Inadequate knowledge and awareness of HIV/AIDS is an obstacle to preventing the spread of the disease in the community, and is strongly linked to the negative perception of people towards those living with HIV.
Community AIDS Service Penang (CASP) founder and chairperson, Prof Ismail Baba, gave a virtual talk on “HIV/AIDS: Trends, Risks and Prevention” on 1 April 2022. About 100 people attended the event jointly organised by WOU’s Centre for Foundation Studies (CSFS) and the Drug Prevention Association of Malaysia (PEMADAM).
Prof Ismail shared that AIDS is the advanced stage of HIV in which a person’s immune system is too weak to fight off other infections, eventually leading to death if not treated.
He said individuals become infected with the HIV virus in three ways – unprotected sexual intercourse; transmission from mother to infant (in the womb, at birth and through breastfeeding); and sharing of drug injection needles/syringes.
“The virus can also be spread through blood transfusion if the donor is HIV-positive but is unaware since the window period, that is the timeframe between contraction of the HIV virus and detection of the infection, can take up to six months,” he added.
He highlighted the various HIV antibody tests, such as the enzyme-linked immunosorbent assay (ELISA), which is followed by the Western Blot test to confirm diagnosis, along with the rapid antibody/antigen test done with a finger prick and the oral fluid self-test, both of which produce results in 30 minutes or less.

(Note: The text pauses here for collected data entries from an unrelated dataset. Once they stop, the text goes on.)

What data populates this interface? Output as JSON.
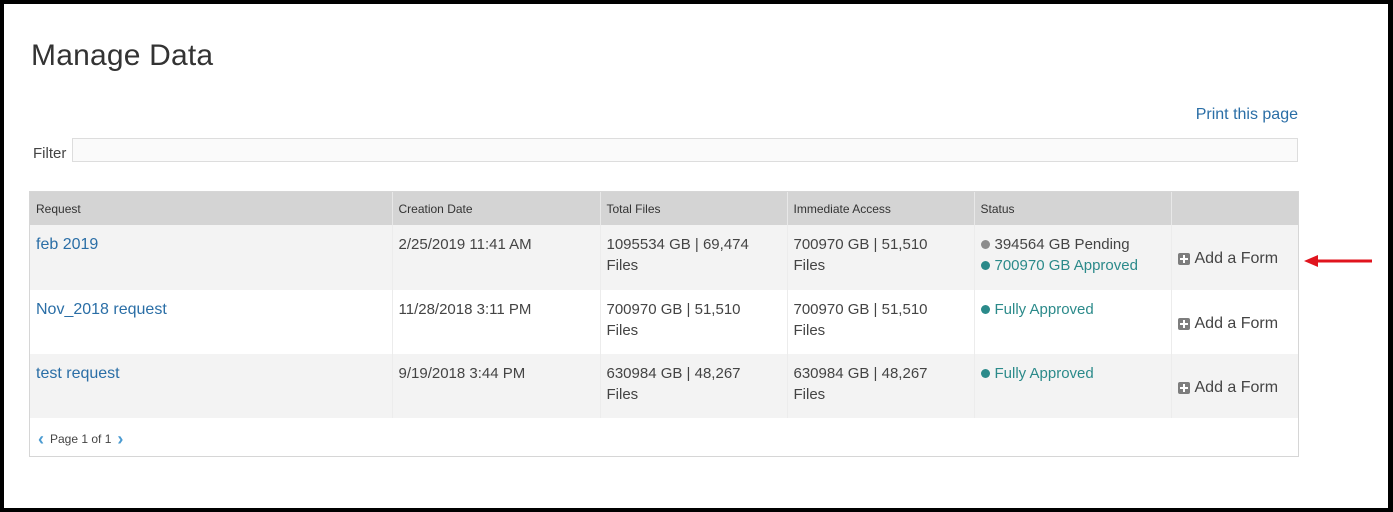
{
  "page": {
    "title": "Manage Data",
    "print_link": "Print this page"
  },
  "filter": {
    "label": "Filter",
    "value": ""
  },
  "table": {
    "headers": [
      "Request",
      "Creation Date",
      "Total Files",
      "Immediate Access",
      "Status",
      ""
    ],
    "rows": [
      {
        "request": "feb 2019",
        "created": "2/25/2019 11:41 AM",
        "total_a": "1095534 GB | 69,474",
        "total_b": "Files",
        "access_a": "700970 GB | 51,510",
        "access_b": "Files",
        "status_pending": "394564 GB Pending",
        "status_approved": "700970 GB Approved",
        "action": "Add a Form"
      },
      {
        "request": "Nov_2018 request",
        "created": "11/28/2018 3:11 PM",
        "total_a": "700970 GB | 51,510",
        "total_b": "Files",
        "access_a": "700970 GB | 51,510",
        "access_b": "Files",
        "status_approved": "Fully Approved",
        "action": "Add a Form"
      },
      {
        "request": "test request",
        "created": "9/19/2018 3:44 PM",
        "total_a": "630984 GB | 48,267",
        "total_b": "Files",
        "access_a": "630984 GB | 48,267",
        "access_b": "Files",
        "status_approved": "Fully Approved",
        "action": "Add a Form"
      }
    ]
  },
  "pager": {
    "label": "Page 1 of 1"
  },
  "colors": {
    "link": "#2a6ea6",
    "approved": "#2b8a8a",
    "pending": "#8c8c8c",
    "annotation_arrow": "#e0141e"
  }
}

Prof Ismail cited a 2016 study by the Ministry of Health on the ‘HIV & AIDS Epidemic in Malaysia’, which found that ages 20-29 have the highest percentage of reported HIV cases at 40%, followed by 30-39 years at 31% and 40-49 years at 16%. Mothers with HIV have a 30% probability of giving birth to a HIV-positive infant, and he therefore encouraged infected pregnant women to take azidothymidine (AZT) to reduce the odds by 8-15%.
He said the symptoms of HIV include muscle aches and pains, fever, sore throat and cough, and swollen lymph nodes, which are indicators of various other illnesses as well. He remarked that it is critical to get tested if they engage in high-risk activities for HIV transmission.
He also mentioned the emotional distress of individuals living with HIV. “They go through denial, anger, bargaining, and finally acceptance,” he said. Many of them can be in denial for years because of their limited understanding of the virus, and so counselling is very important for support.
Prof Ismail urged parents to play an important role in HIV/AIDS education by exposing their children to the issue. “The country must establish a social policy where HIV/AIDS and sex education are taught in the schools,” he said. He also recommended enacting a social policy to eradicate the stigma and discrimination against people living with HIV/AIDS, including businesses refusing to hire eligible candidates with HIV.
During Q & A, he informed that there are more than 50 non-governmental organisations that partner with the Malaysian AIDS Council. The public can refer to the PEMADAM website if they wish to contact the NGOs for information or to talk to their experts.